Bir milleti millet yapan özellikler vardır. Bu özellikler toplumları birlik ve beraberliğe, kardeşliğe, sevgi ve saygıya sevk eder. Bu değerler insanlara aynı duyguları, aynı zevkleri yaşatır.  Bu duygu ve düşünce, tarih boyunca törelerine, milli hars denilen din, dil, tarih, örf-adet, anane, gelenek-göreneklerine bağlı olarak yaşayan, ezelden ebede doğru büyüyerek akıp giden millet ırmağıdır. İşte bu ruh, tarihten gelen kültür hazinesi, nesilden nesil’e canlı olarak aktarılır.
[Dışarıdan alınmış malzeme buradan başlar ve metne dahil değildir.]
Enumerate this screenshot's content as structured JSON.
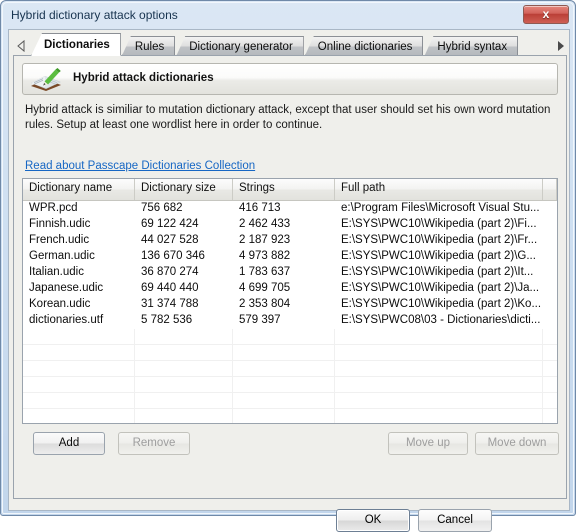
{
  "window": {
    "title": "Hybrid dictionary attack options",
    "close_label": "x"
  },
  "tabs": {
    "scroll_left_icon": "triangle-left-icon",
    "scroll_right_icon": "triangle-right-icon",
    "items": [
      {
        "label": "Dictionaries",
        "active": true
      },
      {
        "label": "Rules",
        "active": false
      },
      {
        "label": "Dictionary generator",
        "active": false
      },
      {
        "label": "Online dictionaries",
        "active": false
      },
      {
        "label": "Hybrid syntax",
        "active": false
      }
    ]
  },
  "section": {
    "icon": "book-with-pencil-icon",
    "title": "Hybrid attack dictionaries",
    "description": "Hybrid attack is similiar to mutation dictionary attack, except that user should set his own word mutation rules. Setup at least one wordlist here in order to continue."
  },
  "link": {
    "label": "Read about Passcape Dictionaries Collection",
    "color": "#1767c4"
  },
  "list": {
    "columns": [
      "Dictionary name",
      "Dictionary size",
      "Strings",
      "Full path"
    ],
    "rows": [
      {
        "name": "WPR.pcd",
        "size": "756 682",
        "strings": "416 713",
        "path": "e:\\Program Files\\Microsoft Visual Stu..."
      },
      {
        "name": "Finnish.udic",
        "size": "69 122 424",
        "strings": "2 462 433",
        "path": "E:\\SYS\\PWC10\\Wikipedia (part 2)\\Fi..."
      },
      {
        "name": "French.udic",
        "size": "44 027 528",
        "strings": "2 187 923",
        "path": "E:\\SYS\\PWC10\\Wikipedia (part 2)\\Fr..."
      },
      {
        "name": "German.udic",
        "size": "136 670 346",
        "strings": "4 973 882",
        "path": "E:\\SYS\\PWC10\\Wikipedia (part 2)\\G..."
      },
      {
        "name": "Italian.udic",
        "size": "36 870 274",
        "strings": "1 783 637",
        "path": "E:\\SYS\\PWC10\\Wikipedia (part 2)\\It..."
      },
      {
        "name": "Japanese.udic",
        "size": "69 440 440",
        "strings": "4 699 705",
        "path": "E:\\SYS\\PWC10\\Wikipedia (part 2)\\Ja..."
      },
      {
        "name": "Korean.udic",
        "size": "31 374 788",
        "strings": "2 353 804",
        "path": "E:\\SYS\\PWC10\\Wikipedia (part 2)\\Ko..."
      },
      {
        "name": "dictionaries.utf",
        "size": "5 782 536",
        "strings": "579 397",
        "path": "E:\\SYS\\PWC08\\03 - Dictionaries\\dicti..."
      }
    ],
    "empty_row_count": 6
  },
  "list_buttons": {
    "add": "Add",
    "remove": "Remove",
    "move_up": "Move up",
    "move_down": "Move down"
  },
  "footer": {
    "ok": "OK",
    "cancel": "Cancel"
  }
}
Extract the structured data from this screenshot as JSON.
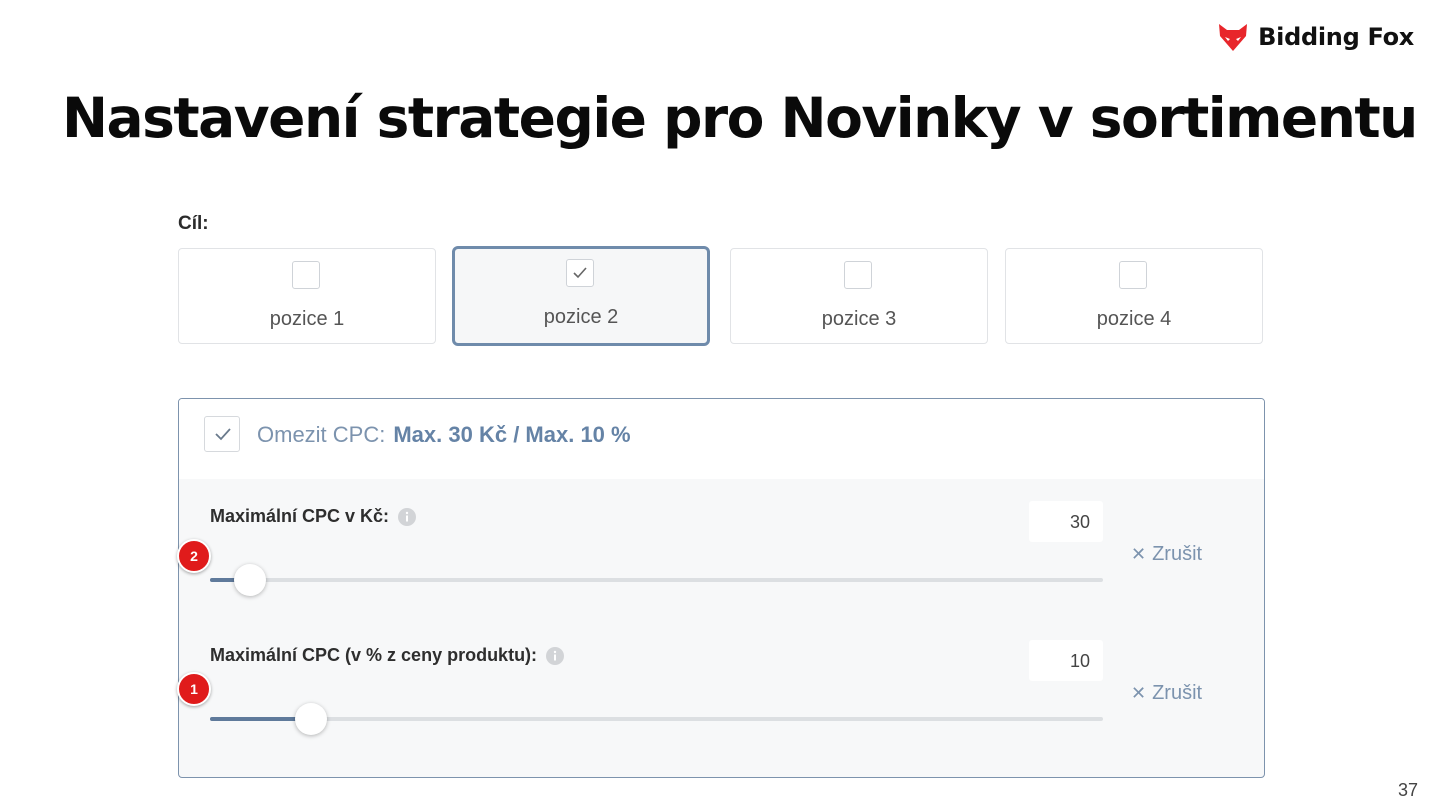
{
  "brand": {
    "name": "Bidding Fox",
    "icon": "fox-head-icon",
    "color": "#e8262b"
  },
  "title": "Nastavení strategie pro Novinky v sortimentu",
  "goal": {
    "label": "Cíl:",
    "options": [
      {
        "label": "pozice 1",
        "selected": false
      },
      {
        "label": "pozice 2",
        "selected": true
      },
      {
        "label": "pozice 3",
        "selected": false
      },
      {
        "label": "pozice 4",
        "selected": false
      }
    ]
  },
  "limit": {
    "checked": true,
    "label": "Omezit CPC:",
    "summary": "Max. 30 Kč / Max. 10 %",
    "fields": [
      {
        "label": "Maximální CPC v Kč:",
        "value": "30",
        "cancel": "Zrušit",
        "slider_percent": 4.5,
        "badge": "2"
      },
      {
        "label": "Maximální CPC (v % z ceny produktu):",
        "value": "10",
        "cancel": "Zrušit",
        "slider_percent": 11.3,
        "badge": "1"
      }
    ]
  },
  "colors": {
    "accent": "#6f8bab",
    "badge": "#e01b1b"
  },
  "page_number": "37"
}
Bu manevi iletişimden en çok yararlanan şanslı illerden bir de Niğde’mizdir.
 
 
          Niğde, özüne bağlılığı açısından İç Anadolu’nun ortasında, bütün bu güzellikleri taşıyan nadir illerden biridir. Anadolu’nun diğer şehirlerinde olduğu gibi Niğde ve ilçelerinde de zaman zaman hurafe denilen, Türklerin İslam öncesi Şamanizm’den kalma inanışlar da görülmektedir. Örneğin; Salı günleri yola çıkılmaz. Cuma günleri ev süpürülmez, çamaşır yıkanmaz, dikiş dikilmez. Kapı eşiğine oturulmaz, ateş közüne su dökülmez, soğan kabuğu ateşe atılmaz, çünkü bütün bunlar insanlara uğursuzluk getirir ve günah sayılır.
 
 
           Ergenlik çağına gelmeyen sabi kız çocuğunun çekilen dişi, gebe bir ineğin altına atıldığında doğacak dananın dişi olacağına kesin gözüyle bakılır. Yaşamayan çocuklara ise Mehmet adı verilmesi, yedi komşudan yedi parça bez toplayıp çocuğa gömlek dikilmesi ve neticesinde de bu çocuğun ölmeyeceği inancı vardır. Böylece bu çocuğa yedi yıl banyo yaptırılmaz ve saçı kesilmez. Evden yolcu çıkınca hemen ev süpürülmez, arkasından su dökülür, ayna tutulur.  Yatırlara dilek tutma, mum yakma, çaput bağlama, beşik ve evcik yapma, horoz kesme dünden bugüne devam eden yanlış inanışlardır.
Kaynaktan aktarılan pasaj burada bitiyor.